Twenty-Eight of Thirty

So I definitely like my writing less without an outline, but it’s happening at all, and in November I’ll take that. I’m up to 47,516 out of 46,667 today, on target to be finished tomorrow (the 29th, so today by the time this actually goes live and anyone can read it). It was touch and go for a bit, but I think I’ve got this.

Also, today this happened:

Cuphead Fin

So I figure that basically makes me invincible.

 

Twenty-Seven of Thirty

The moral of today’s story is that even when you are in a new and unfamiliar city and have no idea who the good dentists are, you should not put off visiting one for two years, otherwise you will have all the cavities and have to have your teeth replaced with a stainless steel maw like you’re Jaws from The Spy Who Loved Me.

Jaws
I am, of course, exaggerating.

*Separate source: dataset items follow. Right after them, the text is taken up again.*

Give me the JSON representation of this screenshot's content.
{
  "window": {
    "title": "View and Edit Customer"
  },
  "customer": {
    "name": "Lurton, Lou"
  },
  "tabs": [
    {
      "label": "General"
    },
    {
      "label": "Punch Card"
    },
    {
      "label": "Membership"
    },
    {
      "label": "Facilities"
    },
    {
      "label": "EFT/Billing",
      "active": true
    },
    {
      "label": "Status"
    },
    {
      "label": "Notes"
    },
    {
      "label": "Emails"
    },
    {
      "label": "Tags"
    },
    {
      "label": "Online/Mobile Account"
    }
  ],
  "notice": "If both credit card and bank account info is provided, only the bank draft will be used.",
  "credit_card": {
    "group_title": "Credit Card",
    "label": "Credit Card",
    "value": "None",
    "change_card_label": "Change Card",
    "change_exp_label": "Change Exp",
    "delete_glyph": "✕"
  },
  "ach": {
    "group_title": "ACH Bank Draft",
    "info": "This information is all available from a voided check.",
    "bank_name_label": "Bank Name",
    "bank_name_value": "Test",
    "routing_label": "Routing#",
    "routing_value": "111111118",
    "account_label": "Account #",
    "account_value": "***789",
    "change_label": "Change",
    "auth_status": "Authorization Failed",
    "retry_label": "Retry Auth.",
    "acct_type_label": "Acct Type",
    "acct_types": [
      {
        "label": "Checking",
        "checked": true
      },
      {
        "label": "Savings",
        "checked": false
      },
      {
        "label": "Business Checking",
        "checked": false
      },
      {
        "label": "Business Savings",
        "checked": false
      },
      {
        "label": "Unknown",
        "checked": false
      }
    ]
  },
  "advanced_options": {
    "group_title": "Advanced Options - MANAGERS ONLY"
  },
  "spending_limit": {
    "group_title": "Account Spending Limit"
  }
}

You can only have half of your teeth replaced by villainous murder weapons in one day, so we’re going to have the rest installed next week.

Due to that dental appointment, I once again had my entire schedule shuffled around and my writing time pushed to the edge of midnight, which, y’know, isn’t that weird a place for it to be, so whatever. I reached 44,776 out of 45,000 before midnight and got up to 45,027 within fifteen minutes of midnight. Once again, the issue here is that I cannot use that trick for the November 30th words. I’m going to try and aim for 2.5k words a day for this home stretch so that come November 30th, I will already have succeeded. If I end up hitting that mark at 12:30 on November 30th instead of 11:30 on November 29th, it won’t make a big difference the way it would if that were 12:30 on December 1st versus 11:30 on November 30th.

Twenty-Six of Thirty

Today I wrapped up my latest outline and then started in discovery writing some nonsense about a D&D-esque lich with a corporate bent who needs to rebuild his business from the ground up after some adventurers wreck his latest venture and he gets fired by the evil overlord. I have hit 43,434 out of 43,334 words. That is a full one hundred words ahead of quota, and hopefully my dental appointment tomorrow won’t interfere with my ability to stay on top of that.

Between the clearly comedic nature of my current story and the short story potpourri that the project has turned into, it should be easy to wrap things up in an absurdist hurry if I hit 50,000 with no actual conclusion in sight, so I should be good on that front.